EIS data are commonly analyzed by fitting them to a model of an equivalent electrical circuit. Most of the circuit components in the model are common electrical elements such as resistors, capacitors, and inductors. To be useful, the elements in the model should have a basis in the physical electrochemistry of the system. As an example, most models contain a resistor that models the cell's solution resistance.
Some knowledge of the impedance of the standard circuit components is therefore quite useful. The following table lists the common circuit elements, the relevant equation relating current to voltage, and their impedance.

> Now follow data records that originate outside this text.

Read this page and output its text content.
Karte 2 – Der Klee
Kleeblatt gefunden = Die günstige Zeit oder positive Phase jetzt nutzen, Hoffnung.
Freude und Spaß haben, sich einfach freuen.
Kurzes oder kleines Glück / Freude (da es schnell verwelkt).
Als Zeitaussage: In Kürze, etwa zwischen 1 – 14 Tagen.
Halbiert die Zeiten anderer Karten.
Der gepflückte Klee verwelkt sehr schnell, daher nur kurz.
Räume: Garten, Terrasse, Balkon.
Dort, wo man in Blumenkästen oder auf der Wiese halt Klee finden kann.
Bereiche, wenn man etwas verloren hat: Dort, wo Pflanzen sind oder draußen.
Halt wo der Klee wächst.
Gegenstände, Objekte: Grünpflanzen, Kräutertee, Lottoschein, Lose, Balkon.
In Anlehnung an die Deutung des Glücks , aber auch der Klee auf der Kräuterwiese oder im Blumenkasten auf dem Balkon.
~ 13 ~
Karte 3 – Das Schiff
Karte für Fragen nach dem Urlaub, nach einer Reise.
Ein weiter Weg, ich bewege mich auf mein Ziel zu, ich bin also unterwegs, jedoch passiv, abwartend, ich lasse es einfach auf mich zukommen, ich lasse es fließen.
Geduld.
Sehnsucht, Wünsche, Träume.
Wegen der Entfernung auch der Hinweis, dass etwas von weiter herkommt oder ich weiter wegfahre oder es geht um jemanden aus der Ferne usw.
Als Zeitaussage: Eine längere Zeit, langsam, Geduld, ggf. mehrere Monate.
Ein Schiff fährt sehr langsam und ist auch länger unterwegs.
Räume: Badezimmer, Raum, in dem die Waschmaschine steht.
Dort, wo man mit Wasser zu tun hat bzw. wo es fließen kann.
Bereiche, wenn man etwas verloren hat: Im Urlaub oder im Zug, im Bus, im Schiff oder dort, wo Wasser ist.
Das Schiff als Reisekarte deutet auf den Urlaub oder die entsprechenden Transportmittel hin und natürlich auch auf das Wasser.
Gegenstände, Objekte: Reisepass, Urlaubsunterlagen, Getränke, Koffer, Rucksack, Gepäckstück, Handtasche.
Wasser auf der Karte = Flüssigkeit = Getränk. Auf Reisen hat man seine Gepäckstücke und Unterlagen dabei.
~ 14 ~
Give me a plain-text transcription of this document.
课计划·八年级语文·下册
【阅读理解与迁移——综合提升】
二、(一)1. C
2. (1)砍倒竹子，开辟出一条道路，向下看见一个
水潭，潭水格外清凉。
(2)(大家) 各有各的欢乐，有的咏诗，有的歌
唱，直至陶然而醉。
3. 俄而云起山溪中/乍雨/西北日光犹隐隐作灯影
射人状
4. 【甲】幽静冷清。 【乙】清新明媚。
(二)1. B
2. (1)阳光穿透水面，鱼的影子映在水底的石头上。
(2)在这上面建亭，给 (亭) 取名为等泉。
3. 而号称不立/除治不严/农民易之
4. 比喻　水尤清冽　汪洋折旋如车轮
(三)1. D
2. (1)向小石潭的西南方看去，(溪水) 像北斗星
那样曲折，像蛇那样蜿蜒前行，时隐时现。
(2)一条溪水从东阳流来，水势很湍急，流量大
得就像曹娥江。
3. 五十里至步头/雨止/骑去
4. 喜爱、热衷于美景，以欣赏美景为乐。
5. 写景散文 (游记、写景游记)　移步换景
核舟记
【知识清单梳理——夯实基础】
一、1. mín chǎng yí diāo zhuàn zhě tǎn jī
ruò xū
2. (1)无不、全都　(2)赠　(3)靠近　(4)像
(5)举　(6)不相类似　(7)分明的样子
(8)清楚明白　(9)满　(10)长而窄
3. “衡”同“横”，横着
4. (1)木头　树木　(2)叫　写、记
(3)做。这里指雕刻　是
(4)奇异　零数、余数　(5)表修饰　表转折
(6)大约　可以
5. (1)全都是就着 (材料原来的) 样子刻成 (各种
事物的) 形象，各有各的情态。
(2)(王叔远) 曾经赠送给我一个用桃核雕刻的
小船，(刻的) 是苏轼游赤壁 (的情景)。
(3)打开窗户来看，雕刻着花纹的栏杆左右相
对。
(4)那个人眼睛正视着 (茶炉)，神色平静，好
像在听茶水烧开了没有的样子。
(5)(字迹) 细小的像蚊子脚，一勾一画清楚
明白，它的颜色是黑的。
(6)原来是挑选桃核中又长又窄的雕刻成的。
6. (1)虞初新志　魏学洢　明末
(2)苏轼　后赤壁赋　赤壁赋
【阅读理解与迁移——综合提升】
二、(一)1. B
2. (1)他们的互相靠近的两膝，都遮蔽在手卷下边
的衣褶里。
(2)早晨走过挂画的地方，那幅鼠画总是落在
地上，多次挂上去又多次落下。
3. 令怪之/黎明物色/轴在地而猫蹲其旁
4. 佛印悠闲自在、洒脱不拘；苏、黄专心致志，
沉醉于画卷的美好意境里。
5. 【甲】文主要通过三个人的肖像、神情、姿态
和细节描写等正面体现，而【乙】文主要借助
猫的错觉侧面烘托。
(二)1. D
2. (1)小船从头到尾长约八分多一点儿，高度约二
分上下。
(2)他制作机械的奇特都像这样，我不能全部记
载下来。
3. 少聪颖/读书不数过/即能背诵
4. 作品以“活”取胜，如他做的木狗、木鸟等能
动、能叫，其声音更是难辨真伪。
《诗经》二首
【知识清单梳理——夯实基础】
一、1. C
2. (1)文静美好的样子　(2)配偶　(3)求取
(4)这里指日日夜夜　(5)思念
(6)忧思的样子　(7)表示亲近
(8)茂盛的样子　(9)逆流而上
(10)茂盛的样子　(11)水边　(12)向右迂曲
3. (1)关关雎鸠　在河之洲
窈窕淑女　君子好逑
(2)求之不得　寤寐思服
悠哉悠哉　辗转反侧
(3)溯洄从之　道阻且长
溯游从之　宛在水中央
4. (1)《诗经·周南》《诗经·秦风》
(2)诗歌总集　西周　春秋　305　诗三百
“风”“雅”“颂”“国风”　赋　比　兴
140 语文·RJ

Component | Relationship of Current and Voltage | Impedance |
Resistor |
E = IR |
Z = R |
Inductor |
E = L di/dt | Z = jωL |
Capacitor | I = C dE/dt | Z = 1/(jωC) |
Notice that the impedance of a resistor is independent of frequency and has only a real component. Because there is no imaginary impedance, the current through a resistor is always in phase with the voltage.
The impedance of an inductor increases as frequency increases. Inductors have only an imaginary impedance component. As a result, an inductor's current is phase shifted 90° with respect to the voltage.
The impedance versus frequency behavior of a capacitor is opposite to that of an inductor. A capacitor's impedance decreases as the frequency is raised. Capacitors also have only an imaginary impedance component. The current through a capacitor is phase shifted –90° with respect to the voltage.